I spent most of those early mornings listening to Aphex Twin’s Selected Ambient Works, Volume II. The slow surges, whale-call noises, absence of percussion – all served to fill the lingering silence of an early summer morning in Clontarf.
The music also helped me, it seemed, focus on what I was reading. The subject matter might have differed (two of the books I read at that time were Crime And Punishment and a popular biography of Irish Arctic explorer Tom Crean) but the effect of music was the same. Like the ambient hum of one’s body heard in a sound-proofed room the music lingered, just out of feeling but present, while I read.
The use of music as an aid to reading is a well-covered topic. This week I was brought back to my pre-dawn reading sessions when I encountered a post by Sam Jordison on the Guardian’s Books blog. Much of the article concerned how we can battle ‘aural sludge’ – distracting and loud daily noises -when reading.

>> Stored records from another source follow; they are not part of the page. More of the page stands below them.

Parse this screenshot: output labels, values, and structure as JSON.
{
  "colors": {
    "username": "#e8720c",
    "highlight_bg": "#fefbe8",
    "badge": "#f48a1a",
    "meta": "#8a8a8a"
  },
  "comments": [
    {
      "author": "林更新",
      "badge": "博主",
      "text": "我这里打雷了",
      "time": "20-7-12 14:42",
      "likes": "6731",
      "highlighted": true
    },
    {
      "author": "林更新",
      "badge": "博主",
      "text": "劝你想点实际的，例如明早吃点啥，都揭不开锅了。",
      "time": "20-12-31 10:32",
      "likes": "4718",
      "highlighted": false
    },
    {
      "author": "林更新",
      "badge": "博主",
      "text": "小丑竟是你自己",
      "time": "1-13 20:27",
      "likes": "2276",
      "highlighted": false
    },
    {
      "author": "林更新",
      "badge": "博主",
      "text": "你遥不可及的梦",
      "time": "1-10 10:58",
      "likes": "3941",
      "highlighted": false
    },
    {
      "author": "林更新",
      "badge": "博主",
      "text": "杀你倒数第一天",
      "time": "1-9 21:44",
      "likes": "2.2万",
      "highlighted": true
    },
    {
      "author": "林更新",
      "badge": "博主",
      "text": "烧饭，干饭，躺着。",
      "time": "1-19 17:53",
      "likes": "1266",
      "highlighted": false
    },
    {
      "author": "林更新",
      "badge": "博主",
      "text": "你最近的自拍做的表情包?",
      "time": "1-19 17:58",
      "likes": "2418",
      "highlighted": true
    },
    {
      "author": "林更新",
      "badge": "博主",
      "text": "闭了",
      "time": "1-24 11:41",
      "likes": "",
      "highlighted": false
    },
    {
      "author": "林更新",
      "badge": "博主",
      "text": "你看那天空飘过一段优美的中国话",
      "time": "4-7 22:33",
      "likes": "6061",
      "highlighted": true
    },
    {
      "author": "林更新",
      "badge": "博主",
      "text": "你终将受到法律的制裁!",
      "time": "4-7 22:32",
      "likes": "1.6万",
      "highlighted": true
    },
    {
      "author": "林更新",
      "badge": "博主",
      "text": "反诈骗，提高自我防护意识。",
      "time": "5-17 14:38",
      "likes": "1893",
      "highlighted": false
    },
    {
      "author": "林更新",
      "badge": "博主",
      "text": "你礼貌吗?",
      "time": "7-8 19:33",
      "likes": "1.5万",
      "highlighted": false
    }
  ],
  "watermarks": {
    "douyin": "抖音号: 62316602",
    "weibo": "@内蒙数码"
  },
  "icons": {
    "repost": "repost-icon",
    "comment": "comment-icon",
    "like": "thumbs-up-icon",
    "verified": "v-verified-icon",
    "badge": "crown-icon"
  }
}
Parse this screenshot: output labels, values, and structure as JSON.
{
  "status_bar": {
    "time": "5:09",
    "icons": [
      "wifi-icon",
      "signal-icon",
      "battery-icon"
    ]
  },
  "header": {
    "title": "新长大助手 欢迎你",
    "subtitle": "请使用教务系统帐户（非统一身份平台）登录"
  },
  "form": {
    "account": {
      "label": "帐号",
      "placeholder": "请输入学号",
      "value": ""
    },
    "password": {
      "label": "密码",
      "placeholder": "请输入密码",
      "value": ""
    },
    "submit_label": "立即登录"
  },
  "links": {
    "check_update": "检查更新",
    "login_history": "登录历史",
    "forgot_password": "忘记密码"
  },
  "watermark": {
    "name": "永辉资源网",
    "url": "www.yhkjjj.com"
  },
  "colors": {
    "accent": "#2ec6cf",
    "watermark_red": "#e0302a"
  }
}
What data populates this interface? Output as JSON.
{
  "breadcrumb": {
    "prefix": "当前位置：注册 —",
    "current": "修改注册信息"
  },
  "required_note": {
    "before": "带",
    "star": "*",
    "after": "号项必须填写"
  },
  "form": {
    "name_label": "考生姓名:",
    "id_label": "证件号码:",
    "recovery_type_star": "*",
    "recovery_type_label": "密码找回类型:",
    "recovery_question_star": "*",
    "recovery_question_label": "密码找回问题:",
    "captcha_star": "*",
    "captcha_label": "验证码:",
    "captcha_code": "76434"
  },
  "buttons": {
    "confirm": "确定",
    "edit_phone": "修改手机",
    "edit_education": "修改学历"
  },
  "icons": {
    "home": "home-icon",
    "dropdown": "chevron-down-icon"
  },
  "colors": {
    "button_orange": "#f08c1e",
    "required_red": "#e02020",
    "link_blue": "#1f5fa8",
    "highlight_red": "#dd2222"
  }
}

I find it difficult, if not impossible, to deep read amidst loud noise – even custom-made soundtracks are unlikely to help me.
But the article led to me to ask: what other music worked like Selected Ambient Works, Volume II did, as a reading aid?
In the 12 years since those night shift days I’ve encountered only a few: a Naxos collection of Chopin’s piano works, Brian Eno’s Apollo: Atmospheres and Soundtracks and, perhaps, Miles Davis’ In A Silent Way.
The ‘x’ factor in each of these recordings is hard to pin down. Perhaps the tidal feel of the music in each set of recordings is the key; or perhaps the absence or mere suggestion of a beat which, when present, is no faster than my resting heart rate.
Whatever their key is they all work to break ground, coming through silence to open my ear and eye and mind to absorb the words.